Excellence in Investigative Mentoring Award
Lisa G. Rider, MD, FACR, FAAP, head of the Environmental Autoimmunity Group, Clinical Research Branch, National Institute of Environmental Health Sciences, NIH, Bethesda, Md., received this year’s Excellence in Investigative Mentoring Award, which honors an active ACR/ARP member for their contributions to the rheumatology profession through outstanding and ongoing mentoring.
“I am deeply honored and humbled to receive this tremendous recognition from the ACR,” says Dr. Rider. “I share this award with many individuals—most importantly, those students and young doctors whom I helped train, as a mark of their independent contributions to improving the lives of children and adults with myositis and other rheumatic diseases. I also thank many individuals who partnered in co-mentoring these talented fellows and students with me.”
Dr. Rider attended Duke University School of Medicine, Durham, N.C., and trained in pediatrics at Seattle Children’s Hospital/University of Washington, Seattle, where she also trained as a clinical pediatric rheumatology fellow. She completed research fellowship training and her pediatric rheumatology fellowship at the National Institute of Arthritis and Musculoskeletal and Skin Diseases, NIH, Bethesda, Md., and at the Children’s National Medical Center, Washington, D.C.

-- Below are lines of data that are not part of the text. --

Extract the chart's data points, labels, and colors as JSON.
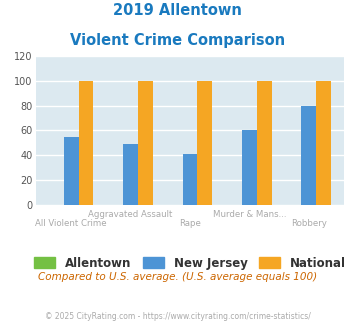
{
  "title_line1": "2019 Allentown",
  "title_line2": "Violent Crime Comparison",
  "categories": [
    "All Violent Crime",
    "Aggravated Assault",
    "Rape",
    "Murder & Mans...",
    "Robbery"
  ],
  "top_labels": [
    "",
    "Aggravated Assault",
    "",
    "Murder & Mans...",
    ""
  ],
  "bottom_labels": [
    "All Violent Crime",
    "",
    "Rape",
    "",
    "Robbery"
  ],
  "series": {
    "Allentown": [
      0,
      0,
      0,
      0,
      0
    ],
    "New Jersey": [
      55,
      49,
      41,
      60,
      80
    ],
    "National": [
      100,
      100,
      100,
      100,
      100
    ]
  },
  "colors": {
    "Allentown": "#74c043",
    "New Jersey": "#4d94d5",
    "National": "#f5a623"
  },
  "ylim": [
    0,
    120
  ],
  "yticks": [
    0,
    20,
    40,
    60,
    80,
    100,
    120
  ],
  "bar_width": 0.25,
  "plot_bg": "#dce9f0",
  "grid_color": "#ffffff",
  "title_color": "#1a7abf",
  "label_color": "#aaaaaa",
  "subtitle_note": "Compared to U.S. average. (U.S. average equals 100)",
  "footnote": "© 2025 CityRating.com - https://www.cityrating.com/crime-statistics/",
  "subtitle_color": "#cc6600",
  "footnote_color": "#aaaaaa"
}
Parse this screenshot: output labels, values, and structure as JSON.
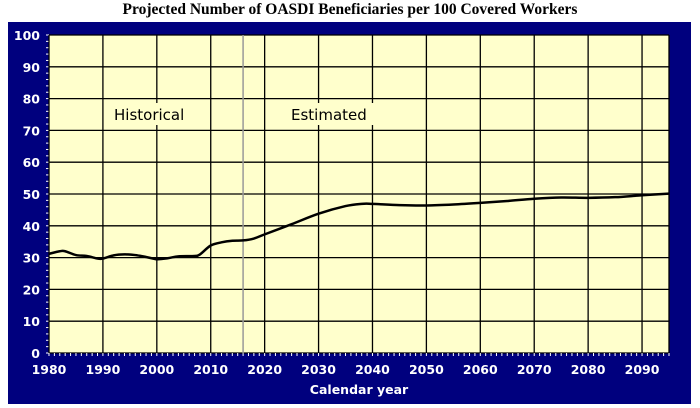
{
  "chart_data": {
    "type": "line",
    "title": "Projected Number of OASDI Beneficiaries per 100 Covered Workers",
    "xlabel": "Calendar year",
    "ylabel": "",
    "xlim": [
      1980,
      2095
    ],
    "ylim": [
      0,
      100
    ],
    "xticks": [
      1980,
      1990,
      2000,
      2010,
      2020,
      2030,
      2040,
      2050,
      2060,
      2070,
      2080,
      2090
    ],
    "yticks": [
      0,
      10,
      20,
      30,
      40,
      50,
      60,
      70,
      80,
      90,
      100
    ],
    "grid": true,
    "annotations": {
      "historical": "Historical",
      "estimated": "Estimated",
      "divider_year": 2016
    },
    "colors": {
      "background": "#00007e",
      "plot": "#ffffcc",
      "line": "#000000",
      "divider": "#999999"
    },
    "series": [
      {
        "x": [
          1980,
          1982,
          1983,
          1985,
          1987,
          1989,
          1990,
          1992,
          1994,
          1996,
          1998,
          2000,
          2002,
          2004,
          2007,
          2008,
          2010,
          2012,
          2014,
          2016,
          2018,
          2020,
          2025,
          2030,
          2035,
          2038,
          2040,
          2045,
          2050,
          2055,
          2060,
          2065,
          2070,
          2075,
          2080,
          2085,
          2090,
          2095
        ],
        "y": [
          31.2,
          32,
          32,
          30.8,
          30.5,
          29.7,
          29.7,
          30.7,
          31,
          30.8,
          30.2,
          29.5,
          29.8,
          30.4,
          30.5,
          31,
          33.8,
          34.8,
          35.3,
          35.4,
          36,
          37.3,
          40.5,
          43.8,
          46.2,
          46.9,
          46.9,
          46.5,
          46.4,
          46.7,
          47.2,
          47.8,
          48.5,
          48.9,
          48.8,
          49,
          49.6,
          50.1
        ]
      }
    ]
  }
}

She pursued a second post-doctoral fellowship with Frederick Miller, MD, PhD, at the Center for Biologics Evaluation and Research of the U.S. Food & Drug Administration, Bethesda, Md., where she began her research on juvenile myositis. She worked with Dr. Miller for most of her career. In 2001, the group moved to the National Institute of Environmental Health Sciences on the Bethesda NIH campus. In 2004, she became deputy head of the Environmental Autoimmunity Group, and group head in 2021. Dr. Rider has been clinical professor of medicine at The George Washington University, Washington, D.C., where she co-founded a myositis clinic.